Standing on the legacy of Lauren Sawyer (MA in Theology & Culture, ‘14), founder of LIT Magazine, Issue 6 continues the tradition of making space for students and alumni of The Seattle School to share their literary work that has been part of their practices and processes of coming to know. 2017 saw a record number of submissions and a record number of poems submitted. As the Co-Editor-In-Chief of LIT Magazine this year, I had the great privilege of bearing witness to all of the gorgeous stories and poems submitted that stood like markers along so many journeys. This lead me to wonder why and when do we turn to creative forms of language?
Mary Ruefle in her book Madness, Rack, and Honey argues that, “a poem is a semicolon, a living semicolon, what connects the first line to the last, the act of keeping together that whose nature is to fly apart.” Her idea holds true in a couple of ways. The living organism of a poem, and its single cell the metaphor, hold together seemingly unrelated and opposite images in order to give us a new way of seeing, a fresh idea, a novel little opening through which to see the world afresh.
In another sense, poetry and creative writing also hold us together when we are threatened with falling apart. tweet
We most often turn to poetry when things come together: beginnings, weddings, births, graduations, baptisms and christenings, etc. We most often turn to poetry when things come apart: endings, deathbeds, funerals, divorces, grief work, war, etc.
For many students at The Seattle School, creative words specifically and the arts generally accompany us into the depths which we dive into again and again. Through cycles of falling apart and coming back together again, we find courage in telling the ever unfolding story.
It is my deep hope that LIT Magazine will continue under the banner of the semicolon, the punctuation mark that holds together and allows us to continue speaking and making connections even when it feels like life has come to a full stop. The words in LIT are by and for the broad Seattle School community.
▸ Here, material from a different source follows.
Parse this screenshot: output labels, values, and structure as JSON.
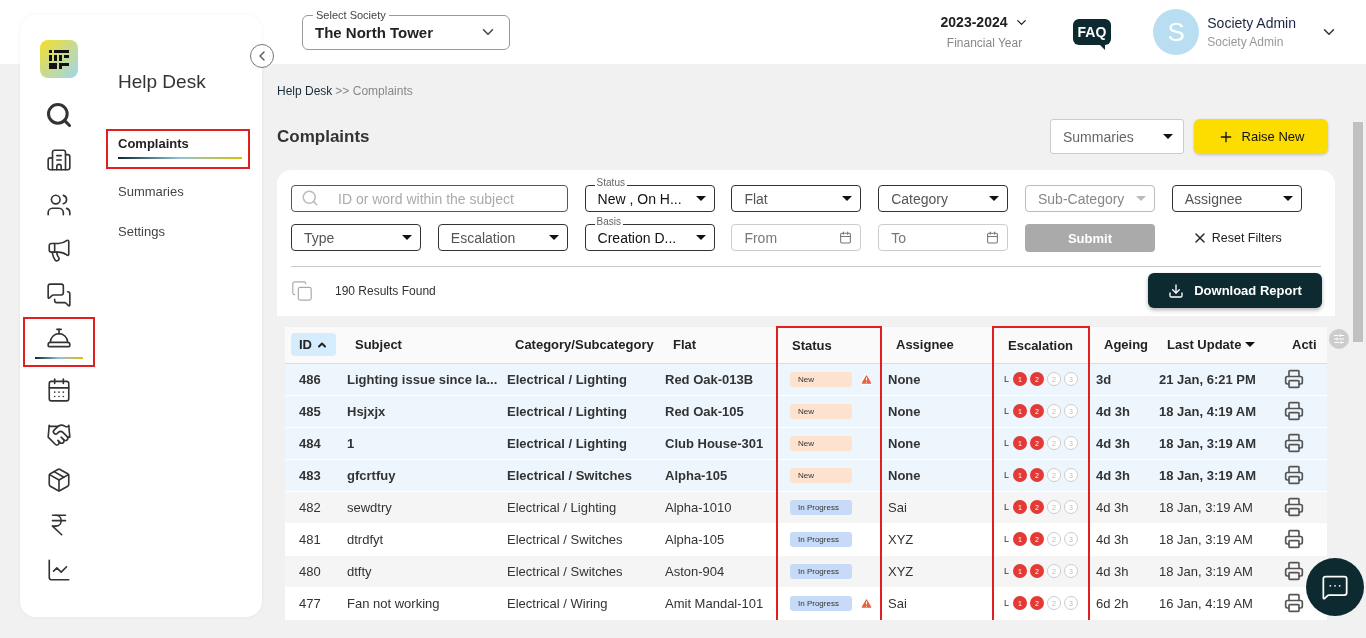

May they accompany us in the continued pursuit of text, soul, and culture. You can read Issue 6 online or pick up a FREE copy in the bookstore. As a sneak peak, we invite you to read the opening poem by Hillary Kimsey who won the 2017 Editor’s Choice Award.
god is in the single dot. the full stop.
even eternity must have paused
to catch her breath in bethlehem,
on calvary, in that hospital room with me.
god is in the comma, and god is
like outstretched hands, connecting,
or a long pause, grasping.
god is in the exclamation’s shout!
in anger! fervor! wonder!
god could be in the colon:
god is in the semi-colon; god
joins what would remain apart.
is god in the question mark?
does the curve and inoffensive dot
mark the fall of a former zealot?
is it my downfall, my lack of faith?
or is it the curve of god’s embrace?